Did you recently make a major, potentially life-changing decision? Did you agonize over the details before making such a move, or did you close your eyes and jump?

No matter what method you used to restart your life/career/health, one thing is common (aside from saying, “holy shit…what did I just do?!”), after you’ve taken a major leap of faith in your life and come down from the high of pursuing your dreams, you look around and ask yourself, “Now what?”

Six months ago I made one of the biggest leaps of my life, I quit my teaching job and began writing full-time. Although I had run the numbers, looked at my budget a million times, and knew I could make it financially, six months later I’m still having a “now what” moment.

About two weeks ago I learned that I’d be cutting back on my “day writing job,” and with that cut would come a decrease in income. Almost immediately, I started to panic. How can I make my ends meet if I had less income coming in? I started to go into full-blown, what the F&*$k did I do mode? I started to doubt my choice to switch careers, and I almost….almost picked up the classifieds to see if I could snag a barrista job.

Then I remembered something: I’m a writer with contacts and talent. I control my income, not any particular publication or job or editor. Me. It was time to kick it into gear.

I snapped on the beach in Santa Monica

Ironically, the day before my “oh sh*t” moment, I took a little walk along the beach and had a talk with God. You see, I’ve been tremendously blessed in my life, and for the most part…whenever a door closed, another door, or two windows opened in return.

Years back, I moved to New York City with no family, no friends, and only two suitcases. Despite landing in one of the most expensive cities in the world, the Universe/God provided. I didn’t have a dime saved up and before I could find an apartment, I had to return to LA because my grandfather died. The day before I left I meet a soror who let me crash in her place…for as long as I needed. After about a month of soaking in the city (and attending grad school), I landed a job at an ed tech firm. Later I got my own place in Brooklyn, and when I lost my job and found out I was preggo, instead of being paralyzed by fear and worry, I worked my ass off to find free health care and temp gigs that allowed me to pay my rent and make sure le kid was ok in the process.

When I go through my “OMG! Now what?!” moments these days, I remind myself I’ve always made a way and God has always sustained me, so why should this be different?

If you’re experiencing a similar feeling, here are a few things to help you get by:

You got this: Clearly you’re talented, brave, smart, and a whole host of other positive things that have helped you get to this point. Just because you’re now following your dreams doesn’t mean you still don’t have the same set of skills you possessed before. Remember what got you to this moment. You got it, boo.

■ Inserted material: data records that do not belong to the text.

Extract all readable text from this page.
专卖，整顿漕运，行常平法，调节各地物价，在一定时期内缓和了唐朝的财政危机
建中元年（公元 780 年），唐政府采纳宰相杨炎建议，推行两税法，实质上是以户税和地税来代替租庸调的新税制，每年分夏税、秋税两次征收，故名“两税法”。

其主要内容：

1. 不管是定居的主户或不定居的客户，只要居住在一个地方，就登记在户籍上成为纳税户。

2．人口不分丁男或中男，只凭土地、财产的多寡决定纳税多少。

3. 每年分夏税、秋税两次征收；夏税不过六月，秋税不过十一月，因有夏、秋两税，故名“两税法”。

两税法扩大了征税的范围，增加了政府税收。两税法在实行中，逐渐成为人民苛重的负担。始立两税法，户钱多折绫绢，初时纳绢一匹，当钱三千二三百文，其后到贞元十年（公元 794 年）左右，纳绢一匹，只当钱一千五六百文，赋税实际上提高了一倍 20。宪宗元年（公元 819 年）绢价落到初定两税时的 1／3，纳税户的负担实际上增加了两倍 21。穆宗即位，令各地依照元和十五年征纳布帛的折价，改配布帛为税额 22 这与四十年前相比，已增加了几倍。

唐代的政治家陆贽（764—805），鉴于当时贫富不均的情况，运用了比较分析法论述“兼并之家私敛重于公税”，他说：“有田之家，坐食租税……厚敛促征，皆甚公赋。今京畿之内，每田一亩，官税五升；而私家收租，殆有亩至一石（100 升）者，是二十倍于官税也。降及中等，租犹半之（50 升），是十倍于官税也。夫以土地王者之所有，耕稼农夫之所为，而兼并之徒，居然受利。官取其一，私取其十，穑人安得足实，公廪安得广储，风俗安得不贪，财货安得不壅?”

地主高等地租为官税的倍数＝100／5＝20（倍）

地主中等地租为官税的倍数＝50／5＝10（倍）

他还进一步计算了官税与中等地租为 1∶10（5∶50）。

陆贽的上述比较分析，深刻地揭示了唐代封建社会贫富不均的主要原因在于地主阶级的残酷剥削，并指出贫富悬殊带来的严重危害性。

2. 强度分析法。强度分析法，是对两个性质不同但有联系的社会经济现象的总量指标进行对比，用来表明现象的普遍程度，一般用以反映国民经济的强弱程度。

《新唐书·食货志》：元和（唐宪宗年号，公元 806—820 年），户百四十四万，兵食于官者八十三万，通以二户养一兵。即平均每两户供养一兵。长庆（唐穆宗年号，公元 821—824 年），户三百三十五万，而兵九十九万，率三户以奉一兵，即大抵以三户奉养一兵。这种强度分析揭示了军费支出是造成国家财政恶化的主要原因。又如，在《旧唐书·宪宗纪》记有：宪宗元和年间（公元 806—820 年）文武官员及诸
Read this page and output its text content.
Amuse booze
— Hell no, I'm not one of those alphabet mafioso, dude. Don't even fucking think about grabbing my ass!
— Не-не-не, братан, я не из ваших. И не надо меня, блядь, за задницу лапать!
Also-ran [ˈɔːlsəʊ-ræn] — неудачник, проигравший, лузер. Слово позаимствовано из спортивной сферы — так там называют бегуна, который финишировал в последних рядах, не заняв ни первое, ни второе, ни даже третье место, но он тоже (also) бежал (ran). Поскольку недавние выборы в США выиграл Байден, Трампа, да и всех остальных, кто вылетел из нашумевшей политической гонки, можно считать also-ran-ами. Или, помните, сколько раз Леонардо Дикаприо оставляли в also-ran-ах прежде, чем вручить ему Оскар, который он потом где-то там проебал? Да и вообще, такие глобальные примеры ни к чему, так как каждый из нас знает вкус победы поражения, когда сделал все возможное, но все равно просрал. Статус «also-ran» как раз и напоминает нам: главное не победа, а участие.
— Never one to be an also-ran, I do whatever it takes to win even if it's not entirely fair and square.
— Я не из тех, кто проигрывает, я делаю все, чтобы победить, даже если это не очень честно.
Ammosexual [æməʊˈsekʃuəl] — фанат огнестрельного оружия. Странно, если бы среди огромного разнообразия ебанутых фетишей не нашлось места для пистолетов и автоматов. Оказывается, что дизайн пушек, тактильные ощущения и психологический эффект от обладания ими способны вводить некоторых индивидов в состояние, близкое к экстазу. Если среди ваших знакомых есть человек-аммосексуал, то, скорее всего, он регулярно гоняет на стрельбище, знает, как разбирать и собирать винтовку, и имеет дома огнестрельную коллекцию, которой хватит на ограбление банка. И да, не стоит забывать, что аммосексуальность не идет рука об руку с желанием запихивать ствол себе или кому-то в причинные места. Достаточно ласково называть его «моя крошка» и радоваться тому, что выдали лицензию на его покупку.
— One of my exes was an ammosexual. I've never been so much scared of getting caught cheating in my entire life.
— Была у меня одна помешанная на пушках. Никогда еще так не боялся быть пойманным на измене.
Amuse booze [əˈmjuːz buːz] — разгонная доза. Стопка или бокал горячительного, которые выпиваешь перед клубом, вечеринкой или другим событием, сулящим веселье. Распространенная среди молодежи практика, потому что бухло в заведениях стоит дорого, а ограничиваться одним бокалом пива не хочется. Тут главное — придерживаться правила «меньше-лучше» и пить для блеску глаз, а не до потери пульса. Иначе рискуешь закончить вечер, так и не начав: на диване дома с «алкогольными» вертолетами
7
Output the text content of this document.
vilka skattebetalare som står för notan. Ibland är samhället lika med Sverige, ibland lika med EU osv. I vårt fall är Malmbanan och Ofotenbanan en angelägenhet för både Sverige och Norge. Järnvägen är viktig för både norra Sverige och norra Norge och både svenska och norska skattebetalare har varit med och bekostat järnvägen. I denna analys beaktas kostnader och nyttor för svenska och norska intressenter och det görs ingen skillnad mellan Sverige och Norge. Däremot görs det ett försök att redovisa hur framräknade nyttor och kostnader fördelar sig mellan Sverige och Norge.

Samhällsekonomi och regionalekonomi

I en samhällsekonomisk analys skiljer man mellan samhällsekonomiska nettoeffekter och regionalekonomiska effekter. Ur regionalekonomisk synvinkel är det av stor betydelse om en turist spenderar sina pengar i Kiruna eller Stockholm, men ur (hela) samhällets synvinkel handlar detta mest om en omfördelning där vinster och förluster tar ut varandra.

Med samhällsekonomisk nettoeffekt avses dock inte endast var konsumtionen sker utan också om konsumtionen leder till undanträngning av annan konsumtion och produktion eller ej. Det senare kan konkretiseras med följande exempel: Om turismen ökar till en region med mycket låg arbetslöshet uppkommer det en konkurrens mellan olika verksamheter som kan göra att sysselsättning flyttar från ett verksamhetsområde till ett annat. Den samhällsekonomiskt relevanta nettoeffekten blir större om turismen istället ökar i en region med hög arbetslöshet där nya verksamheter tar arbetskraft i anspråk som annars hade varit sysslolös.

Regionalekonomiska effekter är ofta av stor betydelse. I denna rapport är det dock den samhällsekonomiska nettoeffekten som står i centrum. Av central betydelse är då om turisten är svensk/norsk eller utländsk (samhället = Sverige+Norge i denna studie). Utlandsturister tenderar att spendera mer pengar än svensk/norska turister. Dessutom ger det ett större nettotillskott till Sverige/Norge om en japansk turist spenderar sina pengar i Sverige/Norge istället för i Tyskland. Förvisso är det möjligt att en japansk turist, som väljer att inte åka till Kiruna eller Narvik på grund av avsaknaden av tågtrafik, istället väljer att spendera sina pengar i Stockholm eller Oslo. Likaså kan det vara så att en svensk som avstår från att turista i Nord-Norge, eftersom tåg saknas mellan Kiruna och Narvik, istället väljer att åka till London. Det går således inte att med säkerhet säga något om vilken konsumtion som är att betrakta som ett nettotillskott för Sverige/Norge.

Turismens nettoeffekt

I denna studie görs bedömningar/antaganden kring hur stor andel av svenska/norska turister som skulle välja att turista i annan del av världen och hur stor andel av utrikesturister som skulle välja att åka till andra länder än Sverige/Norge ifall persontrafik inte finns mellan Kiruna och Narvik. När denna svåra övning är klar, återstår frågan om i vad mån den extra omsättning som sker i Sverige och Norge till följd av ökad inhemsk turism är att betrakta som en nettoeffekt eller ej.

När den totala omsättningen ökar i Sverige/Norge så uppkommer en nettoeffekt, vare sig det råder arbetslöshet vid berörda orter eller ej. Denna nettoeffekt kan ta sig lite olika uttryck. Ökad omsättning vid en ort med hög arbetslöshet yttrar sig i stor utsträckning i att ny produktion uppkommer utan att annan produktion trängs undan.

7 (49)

Evaluate the situation: Are you just having a normal freak out? Are you worried about money? Time? Security? Get to the root of the issue and try to figure out ways to solve it. If you’re worried that being a freelancer is putting a serious hurting on your income, think about ways to maximize your time and take on more gigs. And if you just can’t swing working for yourself AND making your bills, consider working part-time until you feel financially ready to continue being a full-time freelancer.

Brainstorm solutions: Once you’ve evaluated the situation, you’ll be more able to pinpoint a solution. My “OMG, WTF?” moment was quickly met with, “Ok Brit…how can we make up this money?” Once I began to think about it, I knew exactly how I could kick it up a notch….and I did. If you dream about going back to school or taking a round the world trip, but don’t want to blow up your credit score, think about how you can make this happen in a way that gets you to your goals without taking on a load of debt in the process.

No matter where you are in life, you’ll have a now what moment. They are merely apart of the journey, but it’s how you respond to them that matters.

If you allow the fear of failure push you to inaction it has already won. You won’t accomplish your goals, and you may even end up on a therapist’s couch (or at your local bar) wondering why you’re unhappy. But if you’re able to push past your fears and figure out solutions to them, then you’ll be on the road to success.

Have you experienced an “OMG, Now what?!” moment? How did you handle it?